Today, documentary filmmakers are using literary and cinematic devices found in fictional narratives, he says. "We've found a lot of ways to deliver this content in a compelling way using certain narrative techniques and old documentary techniques, and synthesizing those."
Viewers, meanwhile, increasingly have become comfortable with this evolving version of the documentary form, he says. "I'm not sure that 30 years ago, people would have looked at a serialized documentary at all.
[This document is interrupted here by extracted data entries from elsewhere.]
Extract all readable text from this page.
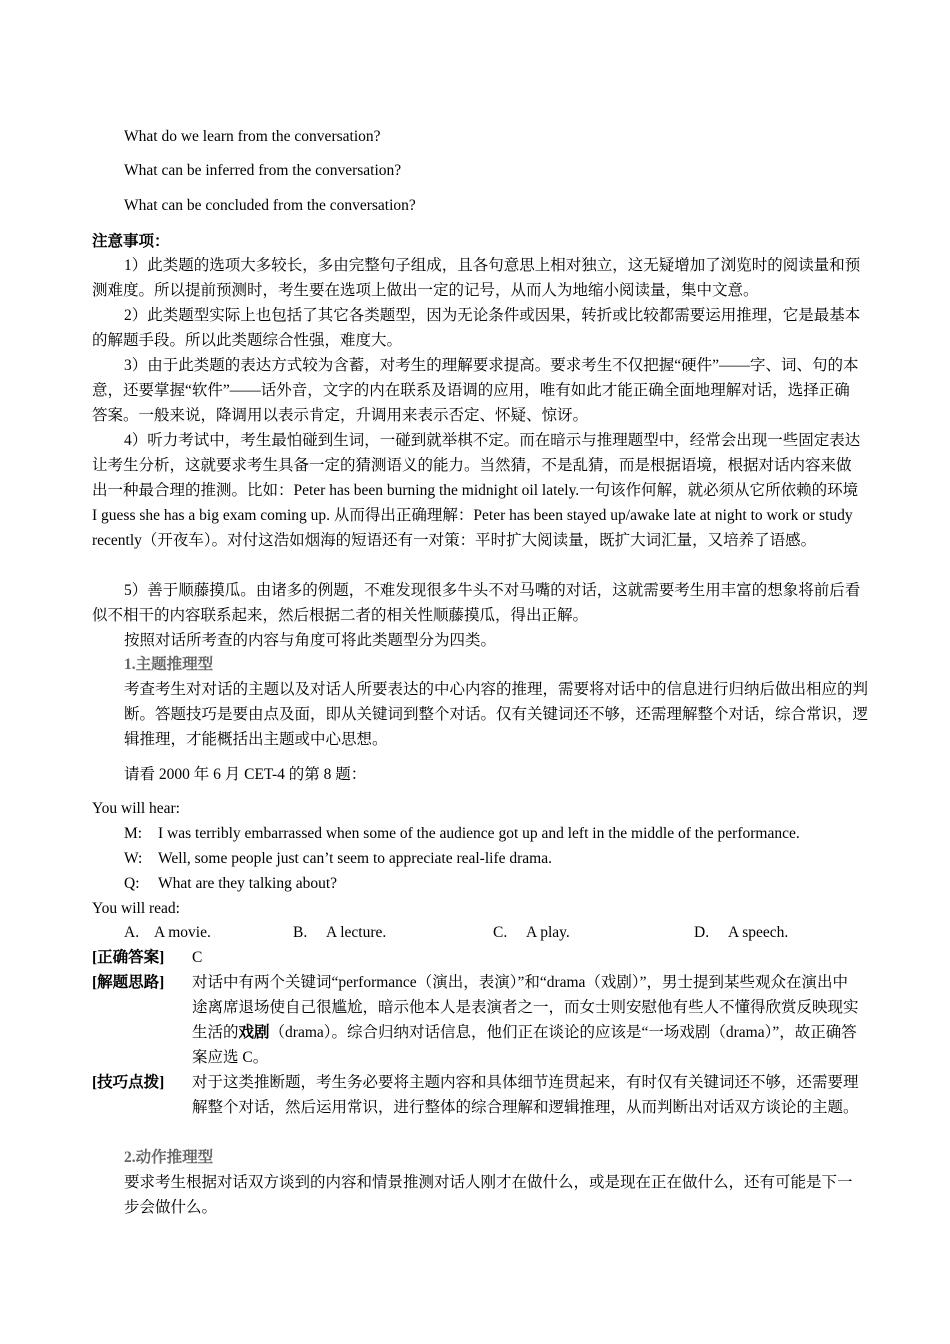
What do we learn from the conversation?
What can be inferred from the conversation?
What can be concluded from the conversation?
注意事项：
1）此类题的选项大多较长，多由完整句子组成，且各句意思上相对独立，这无疑增加了浏览时的阅读量和预测难度。所以提前预测时，考生要在选项上做出一定的记号，从而人为地缩小阅读量，集中文意。
2）此类题型实际上也包括了其它各类题型，因为无论条件或因果，转折或比较都需要运用推理，它是最基本的解题手段。所以此类题综合性强，难度大。
3）由于此类题的表达方式较为含蓄，对考生的理解要求提高。要求考生不仅把握“硬件”——字、词、句的本意，还要掌握“软件”——话外音，文字的内在联系及语调的应用，唯有如此才能正确全面地理解对话，选择正确答案。一般来说，降调用以表示肯定，升调用来表示否定、怀疑、惊讶。
4）听力考试中，考生最怕碰到生词，一碰到就举棋不定。而在暗示与推理题型中，经常会出现一些固定表达让考生分析，这就要求考生具备一定的猜测语义的能力。当然猜，不是乱猜，而是根据语境，根据对话内容来做出一种最合理的推测。比如：Peter has been burning the midnight oil lately.一句该作何解，就必须从它所依赖的环境 I guess she has a big exam coming up. 从而得出正确理解：Peter has been stayed up/awake late at night to work or study recently（开夜车）。对付这浩如烟海的短语还有一对策：平时扩大阅读量，既扩大词汇量，又培养了语感。
5）善于顺藤摸瓜。由诸多的例题，不难发现很多牛头不对马嘴的对话，这就需要考生用丰富的想象将前后看似不相干的内容联系起来，然后根据二者的相关性顺藤摸瓜，得出正解。
按照对话所考查的内容与角度可将此类题型分为四类。
1.主题推理型
考查考生对对话的主题以及对话人所要表达的中心内容的推理，需要将对话中的信息进行归纳后做出相应的判断。答题技巧是要由点及面，即从关键词到整个对话。仅有关键词还不够，还需理解整个对话，综合常识，逻辑推理，才能概括出主题或中心思想。
请看 2000 年 6 月 CET-4 的第 8 题：
You will hear:
M: I was terribly embarrassed when some of the audience got up and left in the middle of the performance.
W: Well, some people just can’t seem to appreciate real-life drama.
Q: What are they talking about?
You will read:
A. A movie.	B. A lecture.	C. A play.	D. A speech.
[正确答案] C
[解题思路] 对话中有两个关键词“performance（演出，表演）”和“drama（戏剧）”，男士提到某些观众在演出中途离席退场使自己很尴尬，暗示他本人是表演者之一，而女士则安慰他有些人不懂得欣赏反映现实生活的戏剧（drama）。综合归纳对话信息，他们正在谈论的应该是“一场戏剧（drama）”，故正确答案应选 C。
[技巧点拨] 对于这类推断题，考生务必要将主题内容和具体细节连贯起来，有时仅有关键词还不够，还需要理解整个对话，然后运用常识，进行整体的综合理解和逻辑推理，从而判断出对话双方谈论的主题。
2.动作推理型
要求考生根据对话双方谈到的内容和情景推测对话人刚才在做什么，或是现在正在做什么，还有可能是下一步会做什么。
But we're becoming used to it and accepting it and making meaning of that content."
Las Vegas filmmaker Stan Armstrong's documentaries include "The Misunderstood Legend of the Las Vegas Moulin Rouge," "The Rancho High School Riots," "Invisible Las Vegas" and three documentaries about Native Americans and African-Americans during the Civil War.
Armstrong (www.desertrosefilms.com) says he has employed some of the techniques — re-enactments using actors, for example — now commonly seen in serial documentaries.
"I think it's actually been going on for a while," he says. "But with the information age today and the creativity of producers and directors, it's just a little bit more exciting.
"I think there are so many programs out there today that a documentary filmmaker has to be different, has to be innovative, to get viewers watching his or her stuff."
However, some of the techniques filmmakers are using and which viewers have come to expect can be expensive, particularly for self-supporting, independent filmmakers like Armstrong.
For example, he says, "in my film about the Moulin Rouge, I thought about using re-enactments, (until) I found out how much it would cost with costumes and the period pieces."
And, it's a simple reality that many worthy documentaries never will receive the public buzz that a "Making a Murderer" or "The Jinx" will.
Armstrong's current project, "City Within a City," is a documentary about the Las Vegas Paiute tribe. He's also completing work on historical vignettes that will run on Cox cable during Black History Month. Because his work focuses on historical and cultural topics — often with a minority focus — Armstrong concedes that appearing on the national pop culture radar "is harder."
But, he says, "I don't want to sell out. I know that murder sells. I know that sex sells. As a director and a producer, I know this. But I think one has to stay true to himself or herself and stick to what you do best."